About Russell W Mellen
Growing up in sunny southern California, Russell moved to Florida after receiving his Bachelors in Science in Biology from Azusa Pacific University in 2015. During his time as an undergraduate, Russell worked in the lab of Dr. Charles Chen, studying the effects of increased atmospheric carbon dioxide on the photosynthetic capacity of rice plants. This research project took Russell out of California and around the world, as much of the project was conducted in Tsukubamirai, Japan. It was during this time, while trudging through rice patties in the summer sun, that Russell realized that scientific research was where his passions lie.
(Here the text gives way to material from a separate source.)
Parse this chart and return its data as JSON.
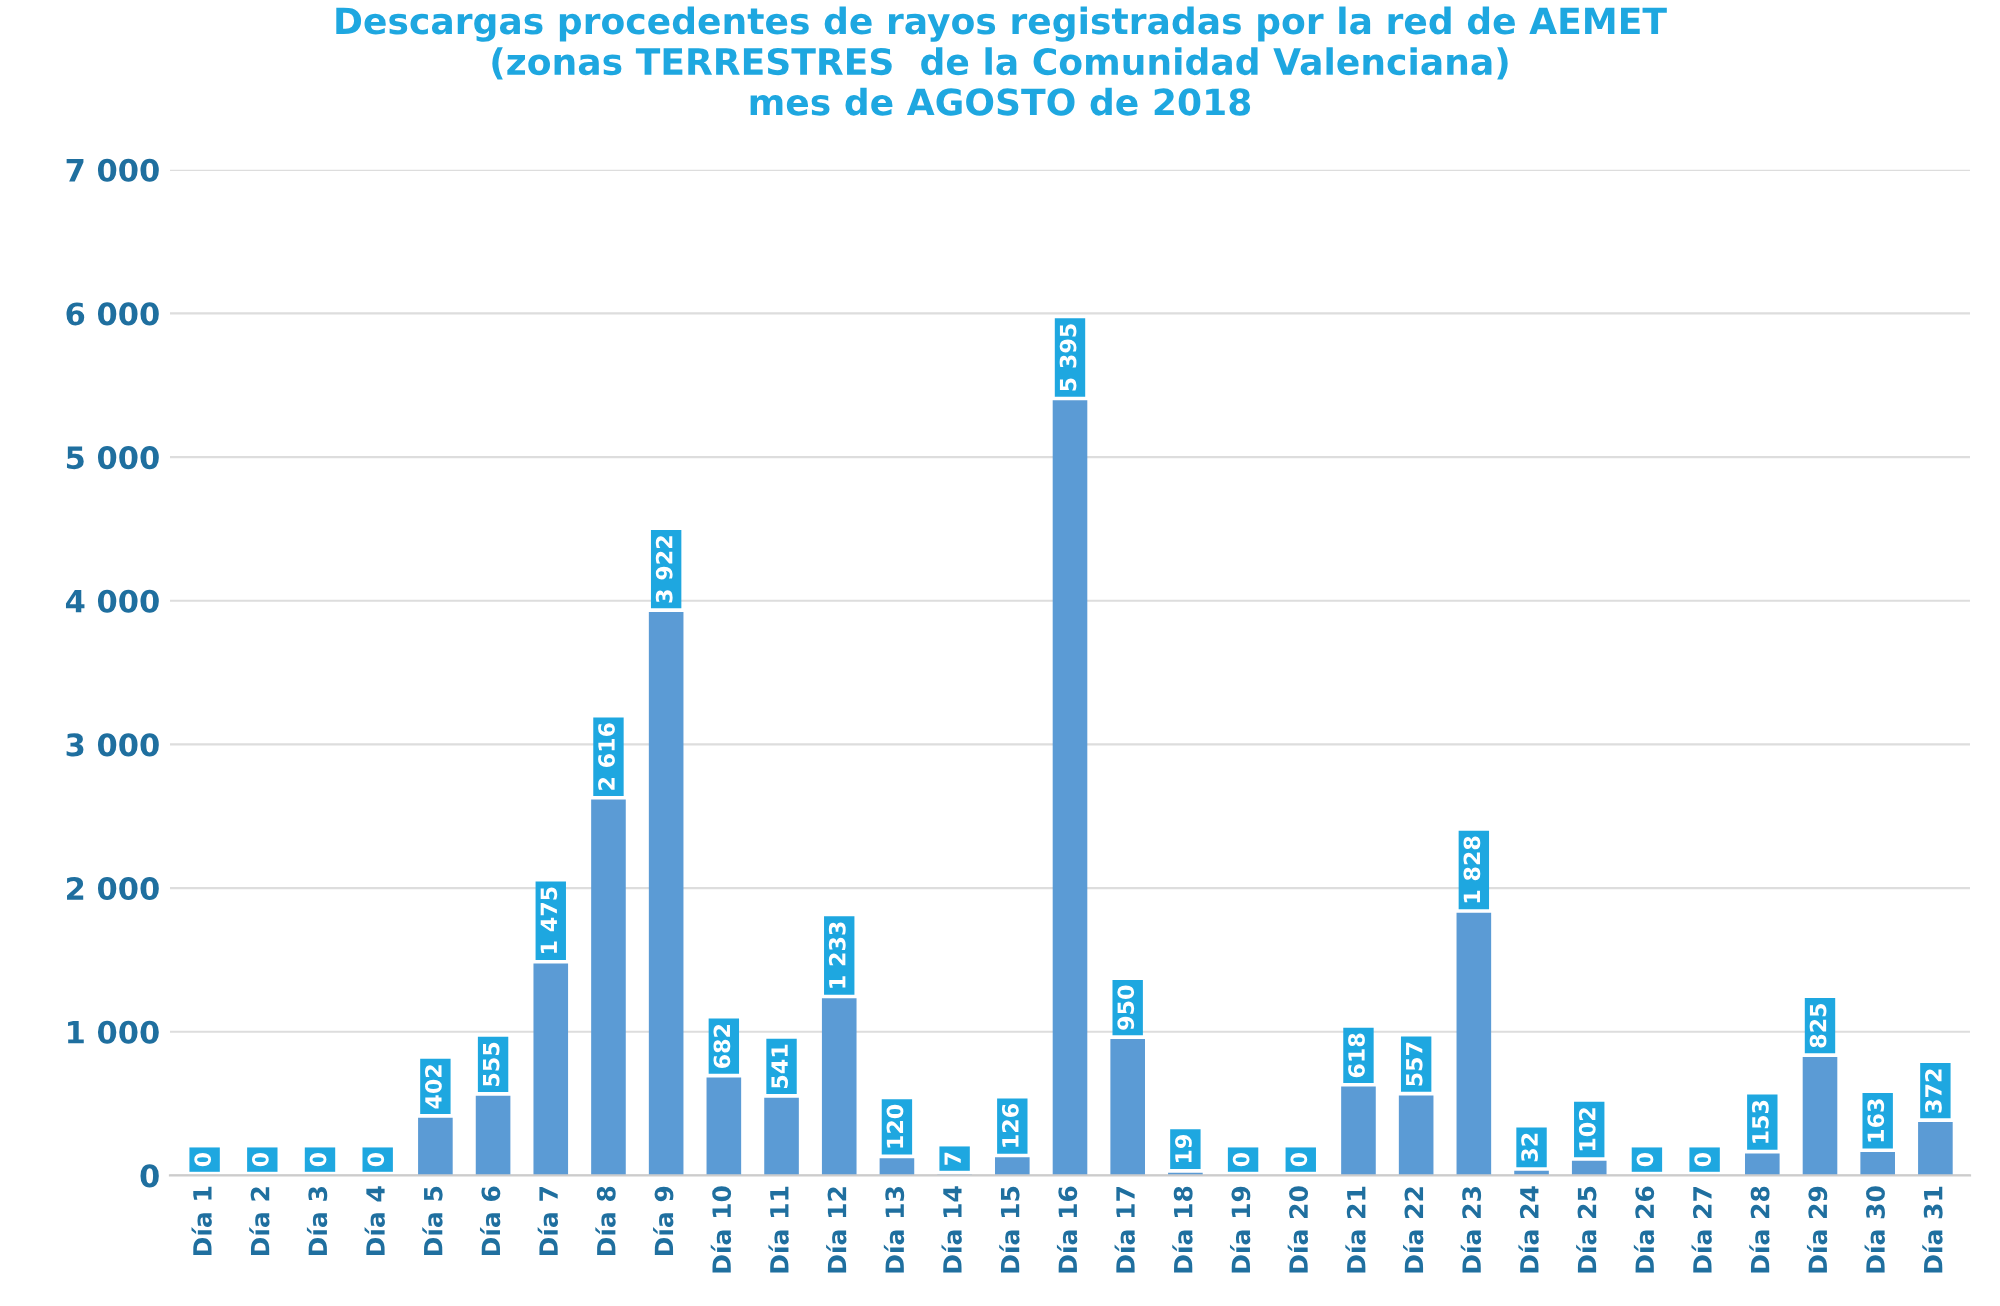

Growing up, Russell was always acutely aware of the life-altering effects of genetic disorders, as the autosomal recessive disorder phenylketonuria runs in his family and affects his close relatives. With his graduate studies looming, this led to Russell shifting his area of research focus to attempt to bring therapy to others who suffer from genetic disorders, ultimately culminating in Russell joining the Boye lab. When not in lab Russell can be found exercising at Southwest Recreation Center or exploring Florida’s beaches. Russell’s research focuses on CRISPR-Cas9 mediated knockout of dominant congenital diseases
Mutations in GUCY2D, the gene encoding retinal guanylate cyclase-1 (retGC1), are the leading cause of autosomal dominant cone-rod dystrophy. GUCY2D-CORD6 patients present with loss of visual acuity, abnormal color vision, photophobia, visual field loss and macular atrophy within the first decade. Rod degeneration and peripheral visual field loss follow. We have made significant progress towards clinical application of a gene replacement therapy for LCA due to recessive mutations in GUCY2D (LCA1), but a different approach is needed for CORD6 where gain of function mutations are responsible for dysfunction and dystrophy. CRISPR/Cas9 has received considerable attention as a mechanism to permanently modify disease-causing genes. My dissertation research seeks to develop strategies for site-specific knock out of either the mutated allele or the entire GUCY2D gene in order to provide therapy.